Fixed assets are long-term resources that are owned by a business and are used to generate future economic benefits. In order for an asset to be considered a fixed asset, it must be possible to accurately measure its cost, and it must be difficult to convert the asset into cash quickly. Fixed assets can include tangible assets such as real estate, machinery, and equipment, as well as intangible assets such as patents, trademarks, and copyrights. Fixed assets are a key component of a company’s balance sheet and are typically recorded as long-term assets. They are important to a company’s operations and contribute to its overall value.
Property includes land and land improvements. Land is a special type of fixed asset because its value doesn’t deprecate over time. Land improvements such as a road can be deemed as part of the land and not deprecated. In some cases they can be deprecated where they have a useful lifespan. For example, a bridge with a lifespan of 25 years.

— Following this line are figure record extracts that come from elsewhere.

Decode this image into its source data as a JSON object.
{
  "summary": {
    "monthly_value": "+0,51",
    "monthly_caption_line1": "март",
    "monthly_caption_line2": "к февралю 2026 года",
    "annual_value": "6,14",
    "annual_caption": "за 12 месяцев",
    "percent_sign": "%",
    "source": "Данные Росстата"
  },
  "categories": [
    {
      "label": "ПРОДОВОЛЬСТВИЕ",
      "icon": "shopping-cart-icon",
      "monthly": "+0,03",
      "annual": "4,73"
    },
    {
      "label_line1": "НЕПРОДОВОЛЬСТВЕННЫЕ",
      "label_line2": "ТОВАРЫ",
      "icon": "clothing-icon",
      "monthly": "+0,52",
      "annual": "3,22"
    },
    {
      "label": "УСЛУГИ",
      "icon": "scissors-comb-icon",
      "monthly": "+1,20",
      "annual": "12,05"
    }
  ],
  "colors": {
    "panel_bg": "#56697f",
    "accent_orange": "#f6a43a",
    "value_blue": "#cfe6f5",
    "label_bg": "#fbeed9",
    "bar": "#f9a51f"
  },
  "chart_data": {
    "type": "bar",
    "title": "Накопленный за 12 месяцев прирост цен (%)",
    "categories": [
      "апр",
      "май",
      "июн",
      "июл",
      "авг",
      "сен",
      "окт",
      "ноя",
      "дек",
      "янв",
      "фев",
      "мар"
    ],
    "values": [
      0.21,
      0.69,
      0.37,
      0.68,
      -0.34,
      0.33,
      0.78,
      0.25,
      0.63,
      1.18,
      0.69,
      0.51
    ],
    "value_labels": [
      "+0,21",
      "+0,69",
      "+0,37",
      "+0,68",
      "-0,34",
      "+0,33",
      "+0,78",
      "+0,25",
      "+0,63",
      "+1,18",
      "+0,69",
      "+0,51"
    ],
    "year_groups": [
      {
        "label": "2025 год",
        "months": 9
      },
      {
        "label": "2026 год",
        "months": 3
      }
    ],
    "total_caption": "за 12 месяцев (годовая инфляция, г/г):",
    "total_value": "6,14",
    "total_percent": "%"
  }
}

Plant refers to buildings and other structures. This is a dated industrial-era term that comes from the manufacturing sector. This is still used by accounting standards to describe any building. For example:
- Data Center
- Office Building
- Retail Location
- Telecom Tower
Any equipment, machine, device or other physical entity that produces future value. Again, this is a manufacturing term that is used for all industries. For example:
- Energy Infrastructure
- IT Infrastructure
- Robots Vehicles
It can be difficult to reliably determine a cost of an intangible asset. Likewise, intangible assets often have questionable future value. As such, the criteria for capitalizing intangible assets are quite stringent. Some costs of intellectual property can be considered fixed assets. For example, legal fees for establishing and defending a patent. Likewise, any intangible value that you buy from another firm can be considered a fixed asset because this establishes a cost. For example, if you purchase a trademark from a competitor. Software purchases are fixed assets and certain costs for developing software for internal use can often be considered a fixed asset. In some cases, it is not possible to amortize intangible assets because they are considered to have an indefinite lifespan.